Antonio Azambuja

Personal information
- Full name: Antonio Ferreira D’Azambuja
- Date of birth: 10 November 1925
- Place of birth: Carapinheira, Portugal
- Date of death: 3 August 2010 (aged 84)
- Place of death: São Paulo, Brazil
- Position(s): Midfielder

Youth career
- Saldanha da Gama

Senior career*
- Years: Team / Apps / (Gls)
- 1946–1949: São Paulo / 33 / (0)
- Juventus-SP
- Ferroviária

= Antonio Azambuja =

Portuguese footballer

Antonio Ferreira D’Azambuja (10 November 1925 – 3 August 2010) was a Portuguese professional footballer who played as a midfielder.

==Career==

Born in Portugal, Azambuja moved to Brazil at the age of eight.
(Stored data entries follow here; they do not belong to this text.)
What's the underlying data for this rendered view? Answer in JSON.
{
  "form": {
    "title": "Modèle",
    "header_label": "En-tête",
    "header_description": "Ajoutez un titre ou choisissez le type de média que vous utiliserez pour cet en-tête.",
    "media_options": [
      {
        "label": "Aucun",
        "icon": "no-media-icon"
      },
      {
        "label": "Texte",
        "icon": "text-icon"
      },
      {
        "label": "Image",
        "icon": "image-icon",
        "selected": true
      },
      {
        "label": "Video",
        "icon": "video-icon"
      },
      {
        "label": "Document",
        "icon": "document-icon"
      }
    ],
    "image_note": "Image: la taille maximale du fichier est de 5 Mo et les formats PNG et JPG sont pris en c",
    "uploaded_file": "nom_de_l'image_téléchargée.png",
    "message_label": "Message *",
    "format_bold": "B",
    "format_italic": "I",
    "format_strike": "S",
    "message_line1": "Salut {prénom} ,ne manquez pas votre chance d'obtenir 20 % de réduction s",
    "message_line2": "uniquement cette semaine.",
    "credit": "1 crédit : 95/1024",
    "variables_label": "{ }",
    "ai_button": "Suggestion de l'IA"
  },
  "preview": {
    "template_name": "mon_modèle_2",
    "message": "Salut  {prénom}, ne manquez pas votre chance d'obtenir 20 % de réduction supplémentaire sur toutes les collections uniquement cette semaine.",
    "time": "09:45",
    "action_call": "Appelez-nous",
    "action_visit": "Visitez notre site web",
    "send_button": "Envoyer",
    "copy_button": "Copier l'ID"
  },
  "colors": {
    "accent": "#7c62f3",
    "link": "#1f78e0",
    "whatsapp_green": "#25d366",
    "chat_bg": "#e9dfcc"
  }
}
He began playing amateur football for Saldanha da Gama club in Santos, and after being scouted by coach Vicente Feola, he was signed by São Paulo in 1946. Azambuja was a reserve player for great players like Bauer and Noronha, playing 33 matches for the club and winning the state championship in 1949. After leaving São Paulo, he also played for CA Juventus and Ferroviária de Araraquara.

==Post career==

After retiring from football, he worked for years at Radio Jovem Pan. Azambuja died on 3 August 2010, aged 84, in São Paulo.